Posted by: Russell Borogove | October 24, 2006 at 05:47 PM
And thanks for that link to Volapuk Encoding -- I especially love using }|{ to encode ж !
Posted by: Russell Borogove | October 24, 2006 at 05:53 PM
btw it looks like the Enigma/Engma error was fixed.
...or you are photoshop pulling my leg and I am too dense to notice.
Posted by: Trochee | October 24, 2006 at 06:17 PM
I remember seeing KOCMOHABT as a nickname on a game server once. (It only allowed the basic English alphabet in the names + numbers.)
Posted by: Erkki | October 25, 2006 at 12:35 AM
1: Did you consider throwing 'Moskva' into that sentence somewhere?
I did, but it seemed sort of redundant. Everybody knows Cyrillic, right?
2: In the second instance of MOCКBA, apart from the CYRILLIC CAPITAL LETTER KA, did you enter Latin or Cyrillic characters? Why?

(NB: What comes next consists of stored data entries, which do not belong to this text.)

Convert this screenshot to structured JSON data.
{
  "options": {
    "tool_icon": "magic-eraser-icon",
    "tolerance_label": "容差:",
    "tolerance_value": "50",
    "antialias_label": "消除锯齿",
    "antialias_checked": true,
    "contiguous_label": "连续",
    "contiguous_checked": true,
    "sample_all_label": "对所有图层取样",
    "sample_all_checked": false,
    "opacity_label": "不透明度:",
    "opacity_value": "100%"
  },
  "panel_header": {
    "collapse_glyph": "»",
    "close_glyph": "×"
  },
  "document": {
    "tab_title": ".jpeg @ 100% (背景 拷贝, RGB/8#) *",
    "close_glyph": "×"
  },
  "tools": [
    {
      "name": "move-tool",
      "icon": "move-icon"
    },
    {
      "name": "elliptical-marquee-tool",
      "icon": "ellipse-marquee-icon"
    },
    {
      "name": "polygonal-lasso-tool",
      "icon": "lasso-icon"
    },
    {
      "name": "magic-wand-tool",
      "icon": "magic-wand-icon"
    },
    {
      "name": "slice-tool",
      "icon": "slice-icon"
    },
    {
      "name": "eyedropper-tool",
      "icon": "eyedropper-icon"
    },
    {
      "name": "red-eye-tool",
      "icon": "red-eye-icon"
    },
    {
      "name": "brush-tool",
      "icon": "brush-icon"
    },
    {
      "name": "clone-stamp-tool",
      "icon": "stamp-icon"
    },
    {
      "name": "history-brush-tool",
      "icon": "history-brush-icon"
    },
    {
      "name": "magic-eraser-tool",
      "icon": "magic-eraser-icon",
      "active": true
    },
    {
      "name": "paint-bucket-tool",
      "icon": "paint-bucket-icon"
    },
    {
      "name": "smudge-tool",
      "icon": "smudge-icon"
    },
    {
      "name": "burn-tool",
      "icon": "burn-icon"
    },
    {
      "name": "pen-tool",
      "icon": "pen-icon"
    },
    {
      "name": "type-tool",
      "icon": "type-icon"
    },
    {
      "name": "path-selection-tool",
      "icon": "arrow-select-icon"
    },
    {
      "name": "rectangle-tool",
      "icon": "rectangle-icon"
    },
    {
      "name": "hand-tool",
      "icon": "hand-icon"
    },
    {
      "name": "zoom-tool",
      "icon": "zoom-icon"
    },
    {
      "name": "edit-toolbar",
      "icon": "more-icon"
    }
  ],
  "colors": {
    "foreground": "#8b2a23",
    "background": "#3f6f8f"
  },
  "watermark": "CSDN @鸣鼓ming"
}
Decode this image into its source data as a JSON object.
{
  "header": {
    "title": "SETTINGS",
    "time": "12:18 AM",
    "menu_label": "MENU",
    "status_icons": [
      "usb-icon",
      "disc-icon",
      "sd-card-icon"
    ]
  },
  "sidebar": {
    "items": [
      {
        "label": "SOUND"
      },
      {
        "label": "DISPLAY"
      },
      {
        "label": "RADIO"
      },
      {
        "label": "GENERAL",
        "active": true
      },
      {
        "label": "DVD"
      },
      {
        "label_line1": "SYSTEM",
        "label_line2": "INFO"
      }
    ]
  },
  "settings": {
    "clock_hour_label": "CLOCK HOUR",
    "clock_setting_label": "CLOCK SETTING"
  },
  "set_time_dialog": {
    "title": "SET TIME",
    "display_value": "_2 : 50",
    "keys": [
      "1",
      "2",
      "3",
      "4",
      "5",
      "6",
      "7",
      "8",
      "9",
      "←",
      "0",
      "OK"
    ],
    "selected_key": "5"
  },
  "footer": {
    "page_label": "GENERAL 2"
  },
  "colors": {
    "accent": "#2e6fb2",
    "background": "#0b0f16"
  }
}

They're all Cyrillic, because I had already paged down to the appropriate range in Character Map, so I figured, "why not?"
BTW, I'm now having a Cyrillic word moment—that can't be how it's spelled, can it?
Posted by: The Tensor | October 25, 2006 at 03:29 AM
btw it looks like the Enigma/Engma error was fixed.
Ah, I see what's going on—they've got a poorly-designed page that lays out wrong in Firefox (and IE) if your window it too narrow. Resize your browser smaller and smaller, and you'll see the main part of the page slowly overlap and obscure the menu bar at the left. The letters in the word Σnigma are divided between the two areas, which are actually two frames. The left one, which contains the menu and Σni, is a Shockwave app, while the right one is an HTML image in a table. It just so happened that my browser was at the right width to hide the i.
...or you are photoshop pulling my leg and I am too dense to notice.
Nope, not this time!
Posted by: The Tensor | October 25, 2006 at 03:41 AM
"1: Did you consider throwing 'Moskva' into that sentence somewhere?"
I did, but it seemed sort of redundant. Everybody knows Cyrillic, right?
More redundant than MOCKBA vs. МОСКВА? :)
They're all Cyrillic, because I had already paged down to the appropriate range in Character Map, so I figured, "why not?"
And you didn't want the Unicode standard to glare at you in quiet disapproval.
Posted by: Russell Borogove | October 25, 2006 at 11:25 AM
"...you could have knocked me over with a feather."
Did anyone try?
And if so, did they succeed?
Posted by: Henry IX | October 30, 2006 at 08:31 PM
I have no idea if you'll ever see this. (That's one of the hallmarks of the compulsive commenter.)
Why would the band want to call themselves "SNIGML"? It's not that easy to pronounce.
I don't know much about rock groups - the only "Enigma" I know of was a little machine the Germans used to try to keep us from reading their mail.
Well, that and the orchestral work by Elgar (the famous Spanish composer Eduardo el-Gar).
Then some British chap (one Winston Churchill) said that an enigma was something you wrapped around a mystery wrapped around a riddle - Russia being the thing inside).